The Siemens 3RV2332-4UC10 is a SIRIUS circuit breaker designed specifically for starter combinations — the kind you'd find protecting a motor branch circuit inside a panel. It's rated for a breaking capacity of 50 kA at 400 V, meaning it can safely interrupt a fault current of that magnitude without welding its contacts or cascading the arc upstream. That's the number that decides whether this breaker coordinates with your existing distribution gear, not just the motor full-load amps.
Mounting and integration
Snaps onto a 35 mm DIN rail per DIN EN 60715, or you can screw-mount it. The 55 mm width means it takes up one standard modular slot — a detail the panel builder will appreciate when they're laying out the gland plate. Any mounting position works, so you're not forced into a specific orientation. Terminal screws are M6 for the main circuit, accepting up to 2x 35 mm² or 1x 50 mm² solid or stranded copper.

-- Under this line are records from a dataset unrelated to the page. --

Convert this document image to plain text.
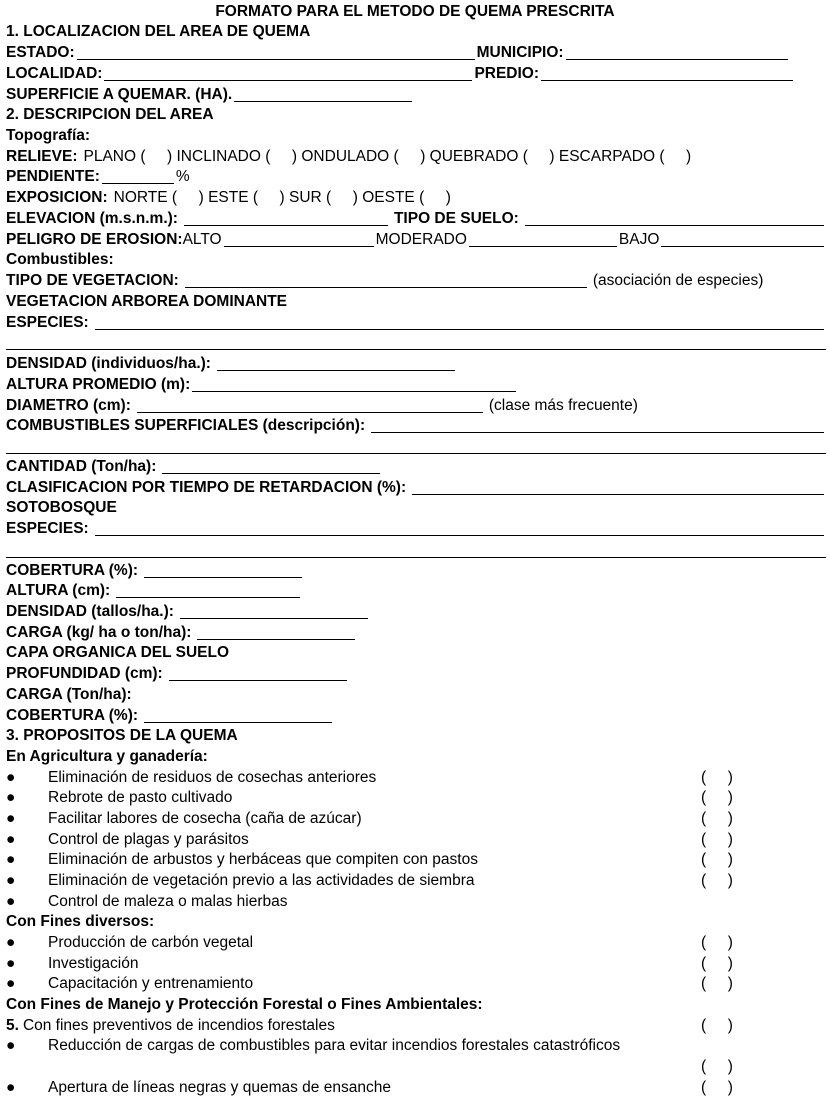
FORMATO PARA EL METODO DE QUEMA PRESCRITA
1. LOCALIZACION DEL AREA DE QUEMA
ESTADO:	MUNICIPIO:
LOCALIDAD:	PREDIO:
SUPERFICIE A QUEMAR. (HA).
2. DESCRIPCION DEL AREA
Topografía:
RELIEVE: PLANO (     ) INCLINADO (     ) ONDULADO (     ) QUEBRADO (     ) ESCARPADO (     )
PENDIENTE:	%
EXPOSICION: NORTE (     ) ESTE (     ) SUR (     ) OESTE (     )
ELEVACION (m.s.n.m.):	TIPO DE SUELO:
PELIGRO DE EROSION: ALTO	MODERADO	BAJO
Combustibles:
TIPO DE VEGETACION:	(asociación de especies)
VEGETACION ARBOREA DOMINANTE
ESPECIES:
DENSIDAD (individuos/ha.):
ALTURA PROMEDIO (m):
DIAMETRO (cm):	(clase más frecuente)
COMBUSTIBLES SUPERFICIALES (descripción):
CANTIDAD (Ton/ha):
CLASIFICACION POR TIEMPO DE RETARDACION (%):
SOTOBOSQUE
ESPECIES:
COBERTURA (%):
ALTURA (cm):
DENSIDAD (tallos/ha.):
CARGA (kg/ ha o ton/ha):
CAPA ORGANICA DEL SUELO
PROFUNDIDAD (cm):
CARGA (Ton/ha):
COBERTURA (%):
3. PROPOSITOS DE LA QUEMA
En Agricultura y ganadería:
●	Eliminación de residuos de cosechas anteriores	(     )
●	Rebrote de pasto cultivado	(     )
●	Facilitar labores de cosecha (caña de azúcar)	(     )
●	Control de plagas y parásitos	(     )
●	Eliminación de arbustos y herbáceas que compiten con pastos	(     )
●	Eliminación de vegetación previo a las actividades de siembra	(     )
●	Control de maleza o malas hierbas
Con Fines diversos:
●	Producción de carbón vegetal	(     )
●	Investigación	(     )
●	Capacitación y entrenamiento	(     )
Con Fines de Manejo y Protección Forestal o Fines Ambientales:
5. Con fines preventivos de incendios forestales	(     )
●	Reducción de cargas de combustibles para evitar incendios forestales catastróficos
(     )
●	Apertura de líneas negras y quemas de ensanche	(     )
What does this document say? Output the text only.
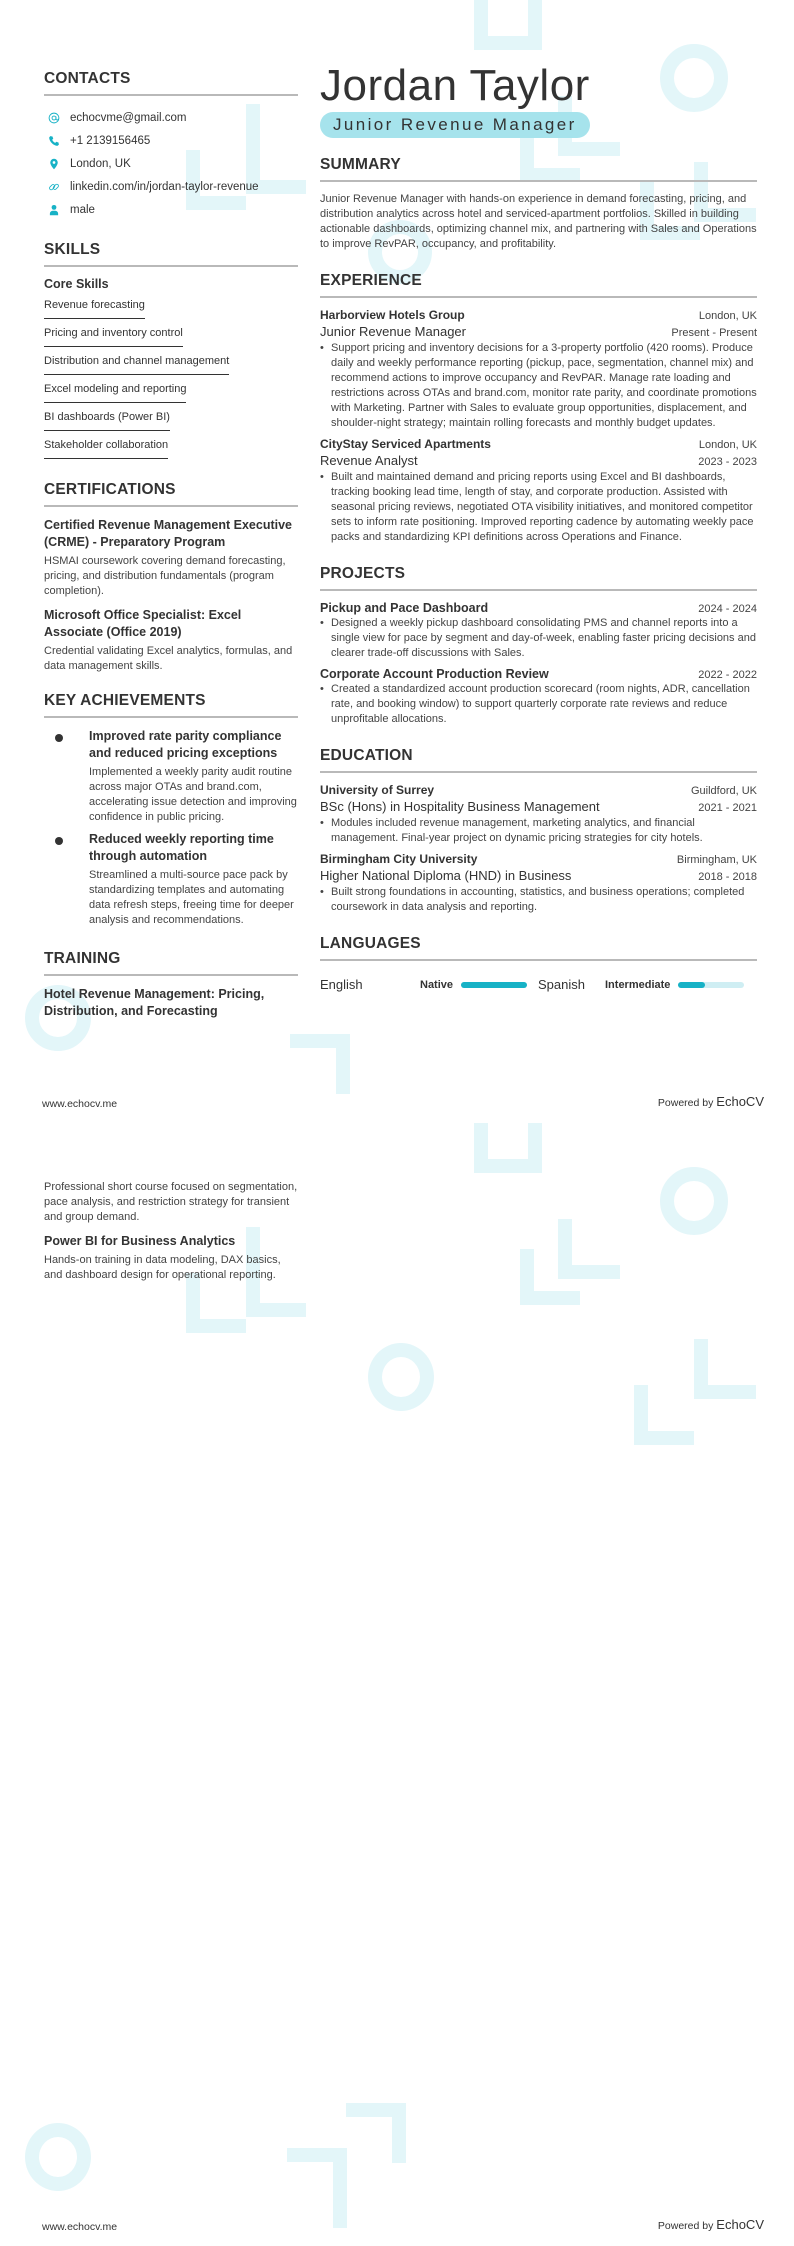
CONTACTS
echocvme@gmail.com
+1 2139156465
London, UK
linkedin.com/in/jordan-taylor-revenue
male
SKILLS
Core Skills
Revenue forecasting
Pricing and inventory control
Distribution and channel management
Excel modeling and reporting
BI dashboards (Power BI)
Stakeholder collaboration
CERTIFICATIONS
Certified Revenue Management Executive (CRME) - Preparatory Program
HSMAI coursework covering demand forecasting, pricing, and distribution fundamentals (program completion).
Microsoft Office Specialist: Excel Associate (Office 2019)
Credential validating Excel analytics, formulas, and data management skills.
KEY ACHIEVEMENTS
Improved rate parity compliance and reduced pricing exceptions
Implemented a weekly parity audit routine across major OTAs and brand.com, accelerating issue detection and improving confidence in public pricing.
Reduced weekly reporting time through automation
Streamlined a multi-source pace pack by standardizing templates and automating data refresh steps, freeing time for deeper analysis and recommendations.
TRAINING
Hotel Revenue Management: Pricing, Distribution, and Forecasting
Jordan Taylor
Junior Revenue Manager
SUMMARY
Junior Revenue Manager with hands-on experience in demand forecasting, pricing, and distribution analytics across hotel and serviced-apartment portfolios. Skilled in building actionable dashboards, optimizing channel mix, and partnering with Sales and Operations to improve RevPAR, occupancy, and profitability.
EXPERIENCE
Harborview Hotels Group	London, UK
Junior Revenue Manager	Present - Present
• Support pricing and inventory decisions for a 3-property portfolio (420 rooms). Produce daily and weekly performance reporting (pickup, pace, segmentation, channel mix) and recommend actions to improve occupancy and RevPAR. Manage rate loading and restrictions across OTAs and brand.com, monitor rate parity, and coordinate promotions with Marketing. Partner with Sales to evaluate group opportunities, displacement, and shoulder-night strategy; maintain rolling forecasts and monthly budget updates.
CityStay Serviced Apartments	London, UK
Revenue Analyst	2023 - 2023
• Built and maintained demand and pricing reports using Excel and BI dashboards, tracking booking lead time, length of stay, and corporate production. Assisted with seasonal pricing reviews, negotiated OTA visibility initiatives, and monitored competitor sets to inform rate positioning. Improved reporting cadence by automating weekly pace packs and standardizing KPI definitions across Operations and Finance.
PROJECTS
Pickup and Pace Dashboard	2024 - 2024
• Designed a weekly pickup dashboard consolidating PMS and channel reports into a single view for pace by segment and day-of-week, enabling faster pricing decisions and clearer trade-off discussions with Sales.
Corporate Account Production Review	2022 - 2022
• Created a standardized account production scorecard (room nights, ADR, cancellation rate, and booking window) to support quarterly corporate rate reviews and reduce unprofitable allocations.
EDUCATION
University of Surrey	Guildford, UK
BSc (Hons) in Hospitality Business Management	2021 - 2021
• Modules included revenue management, marketing analytics, and financial management. Final-year project on dynamic pricing strategies for city hotels.
Birmingham City University	Birmingham, UK
Higher National Diploma (HND) in Business	2018 - 2018
• Built strong foundations in accounting, statistics, and business operations; completed coursework in data analysis and reporting.
LANGUAGES
English	Native	Spanish	Intermediate
www.echocv.me	Powered by EchoCV
Professional short course focused on segmentation, pace analysis, and restriction strategy for transient and group demand.
Power BI for Business Analytics
Hands-on training in data modeling, DAX basics, and dashboard design for operational reporting.
www.echocv.me	Powered by EchoCV
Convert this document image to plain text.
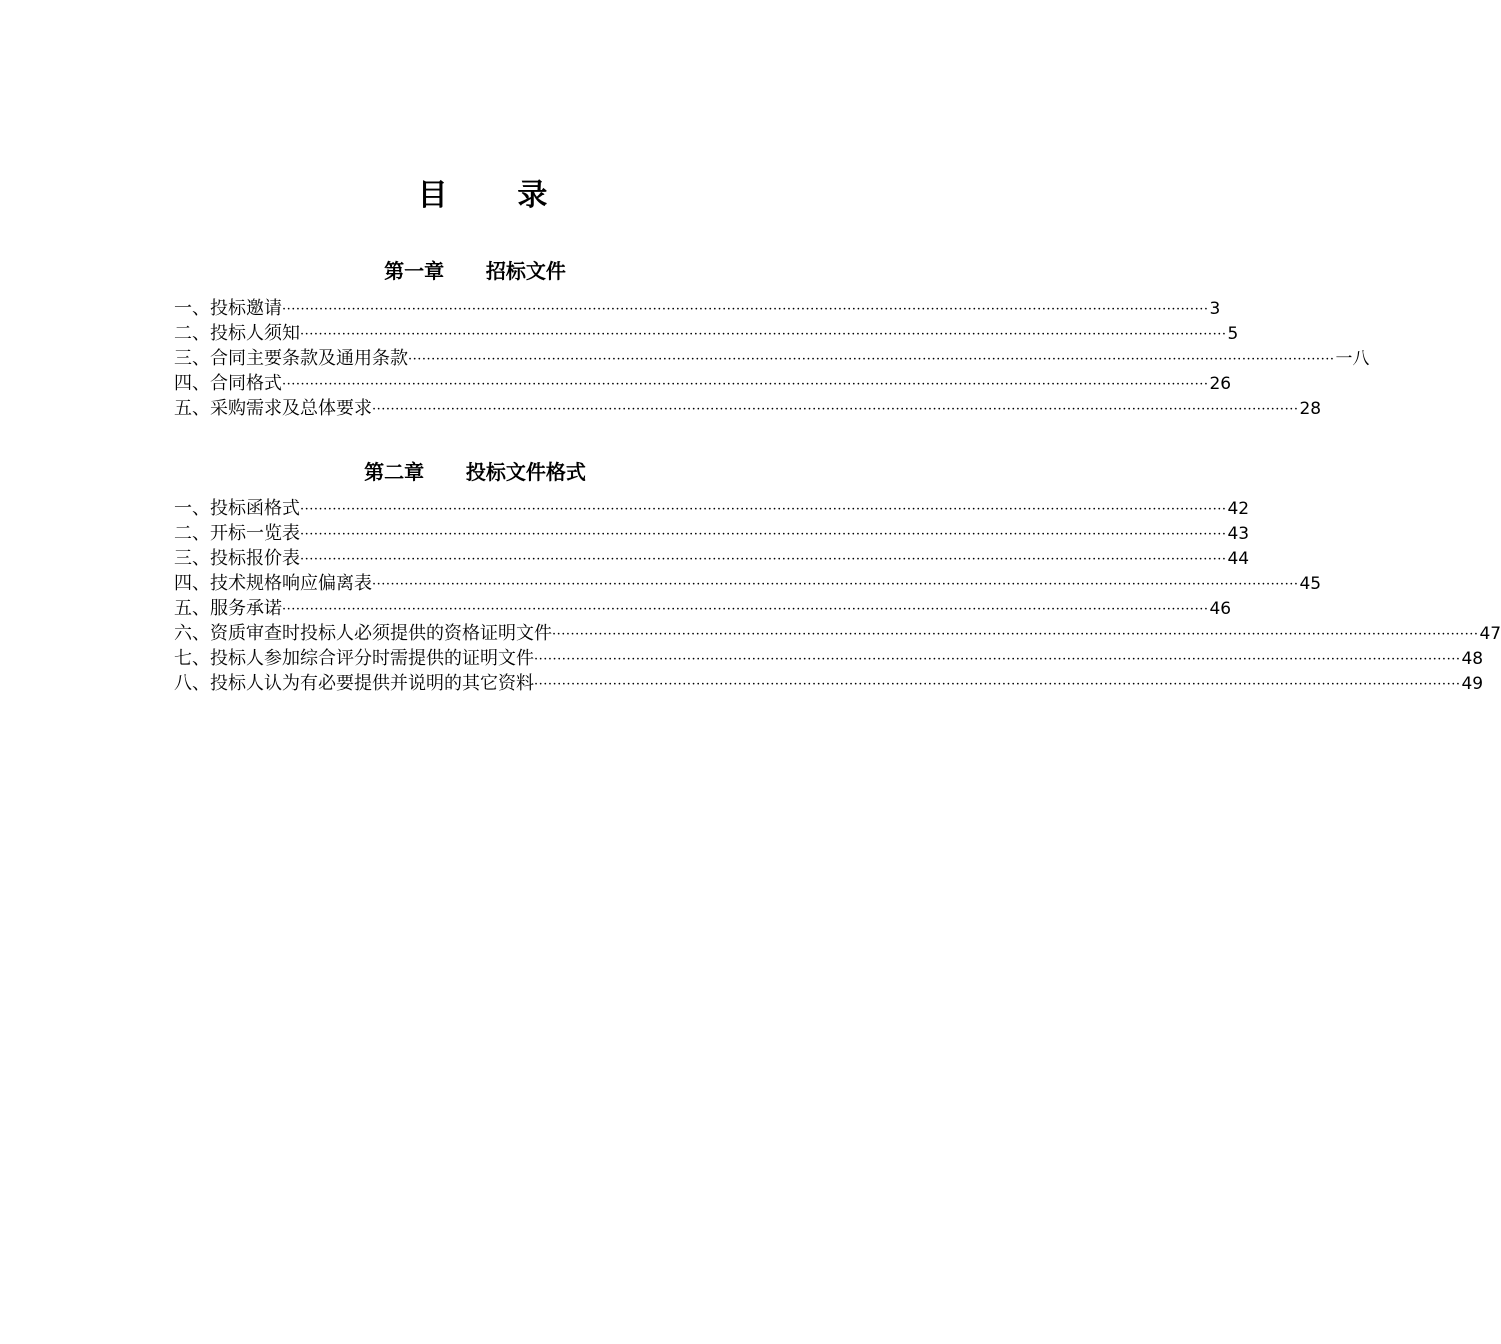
目      录
第一章      招标文件
一、投标邀请 ········································································································································································································ 3
二、投标人须知 ········································································································································································································ 5
三、合同主要条款及通用条款 ········································································································································································································ 一八
四、合同格式 ········································································································································································································ 26
五、采购需求及总体要求 ········································································································································································································ 28
第二章      投标文件格式
一、投标函格式 ········································································································································································································ 42
二、开标一览表 ········································································································································································································ 43
三、投标报价表 ········································································································································································································ 44
四、技术规格响应偏离表 ········································································································································································································ 45
五、服务承诺 ········································································································································································································ 46
六、资质审查时投标人必须提供的资格证明文件 ········································································································································································································ 47
七、投标人参加综合评分时需提供的证明文件 ········································································································································································································ 48
八、投标人认为有必要提供并说明的其它资料 ········································································································································································································ 49
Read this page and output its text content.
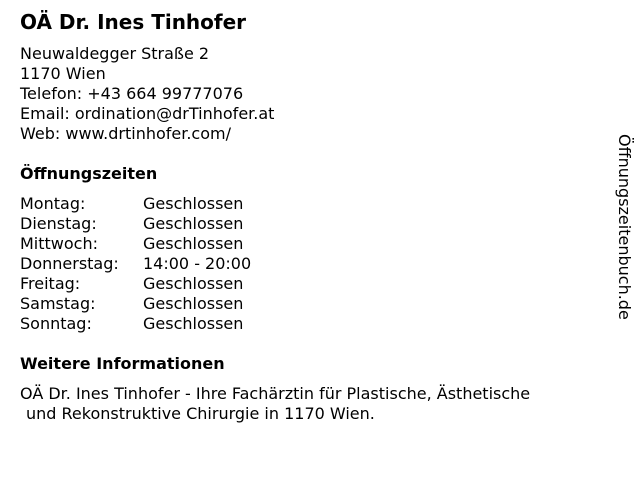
OÄ Dr. Ines Tinhofer
Neuwaldegger Straße 2
1170 Wien
Telefon: +43 664 99777076
Email: ordination@drTinhofer.at
Web: www.drtinhofer.com/
Öffnungszeiten
Montag:	Geschlossen
Dienstag:	Geschlossen
Mittwoch:	Geschlossen
Donnerstag:	14:00 - 20:00
Freitag:	Geschlossen
Samstag:	Geschlossen
Sonntag:	Geschlossen
Weitere Informationen
OÄ Dr. Ines Tinhofer - Ihre Fachärztin für Plastische, Ästhetische
und Rekonstruktive Chirurgie in 1170 Wien.
Öffnungszeitenbuch.de
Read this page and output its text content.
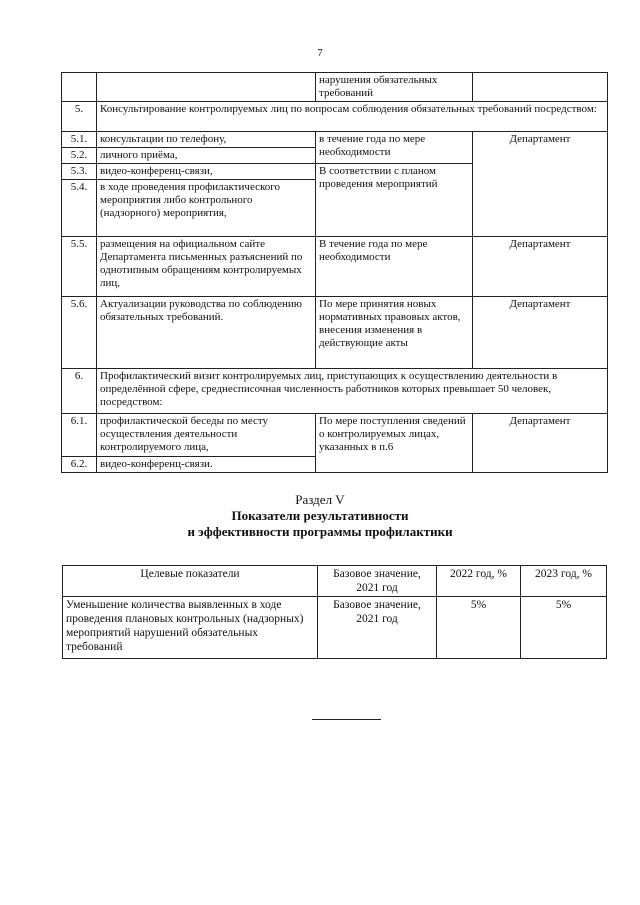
7
		нарушения обязательных требований	
5.	Консультирование контролируемых лиц по вопросам соблюдения обязательных требований посредством:		
5.1.	консультации по телефону,	в течение года по мере необходимости	Департамент
5.2.	личного приёма,		
5.3.	видео-конференц-связи,	В соответствии с планом проведения мероприятий	
5.4.	в ходе проведения профилактического мероприятия либо контрольного (надзорного) мероприятия,		
5.5.	размещения на официальном сайте Департамента письменных разъяснений по однотипным обращениям контролируемых лиц,	В течение года по мере необходимости	Департамент
5.6.	Актуализации руководства по соблюдению обязательных требований.	По мере принятия новых нормативных правовых актов, внесения изменения в действующие акты	Департамент
6.	Профилактический визит контролируемых лиц, приступающих к осуществлению деятельности в определённой сфере, среднесписочная численность работников которых превышает 50 человек, посредством:		
6.1.	профилактической беседы по месту осуществления деятельности контролируемого лица,	По мере поступления сведений о контролируемых лицах, указанных в п.6	Департамент
6.2.	видео-конференц-связи.		
Раздел V
Показатели результативности
и эффективности программы профилактики
Целевые показатели	Базовое значение, 2021 год	2022 год, %	2023 год, %
Уменьшение количества выявленных в ходе проведения плановых контрольных (надзорных) мероприятий нарушений обязательных требований	Базовое значение, 2021 год	5%	5%
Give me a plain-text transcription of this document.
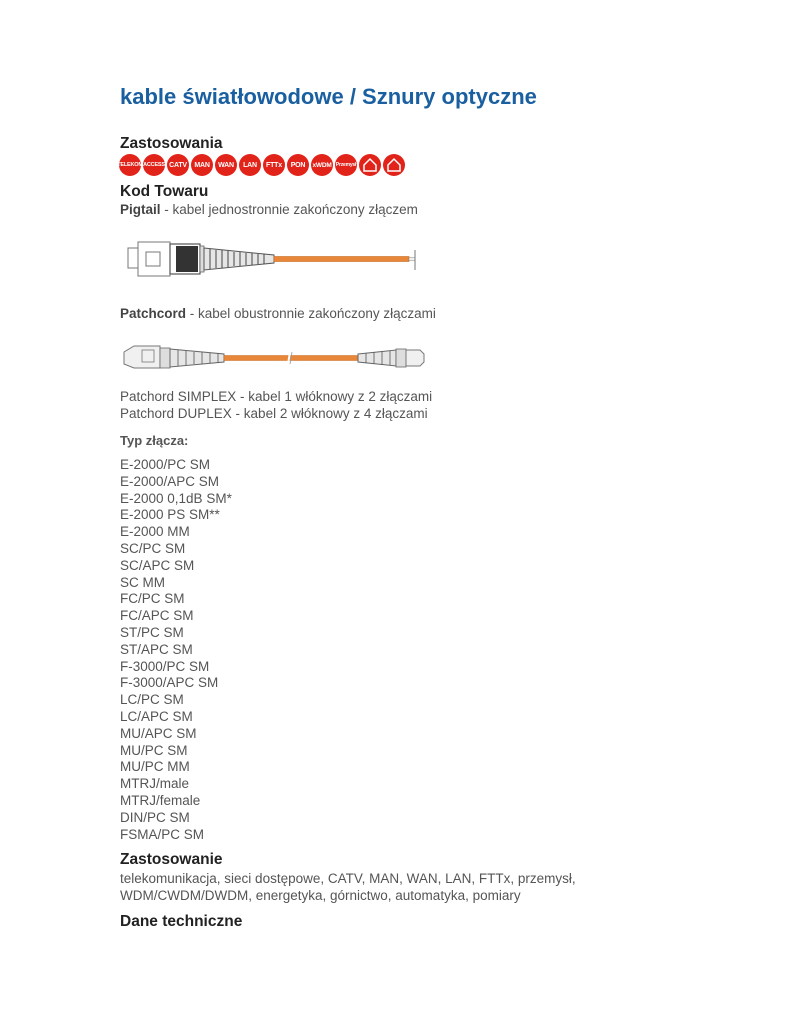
kable światłowodowe / Sznury optyczne
Zastosowania
TELEKOM ACCESS CATV	MAN	WAN	LAN	FTTx	PON	xWDM Przemysł
Kod Towaru
Pigtail - kabel jednostronnie zakończony złączem
Patchcord - kabel obustronnie zakończony złączami
Patchord SIMPLEX - kabel 1 włóknowy z 2 złączami
Patchord DUPLEX - kabel 2 włóknowy z 4 złączami
Typ złącza:
E-2000/PC SM
E-2000/APC SM
E-2000 0,1dB SM*
E-2000 PS SM**
E-2000 MM
SC/PC SM
SC/APC SM
SC MM
FC/PC SM
FC/APC SM
ST/PC SM
ST/APC SM
F-3000/PC SM
F-3000/APC SM
LC/PC SM
LC/APC SM
MU/APC SM
MU/PC SM
MU/PC MM
MTRJ/male
MTRJ/female
DIN/PC SM
FSMA/PC SM
Zastosowanie
telekomunikacja, sieci dostępowe, CATV, MAN, WAN, LAN, FTTx, przemysł,
WDM/CWDM/DWDM, energetyka, górnictwo, automatyka, pomiary
Dane techniczne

Breaking capacity across voltages
The interrupting rating drops as voltage climbs: 100 kA at 240 V, 50 kA at 400 V, 8 kA at 500 V, and 4 kA at 690 V. That's typical for a current-limiting breaker — the arc energy grows with voltage, so the same mechanism can't clear as much fault current. For a 480 V panel, the 50 kA at 400 V figure is the one to coordinate against; at 690 V you're down to 4 kA, which may force a larger upstream fuse if the available fault current is higher.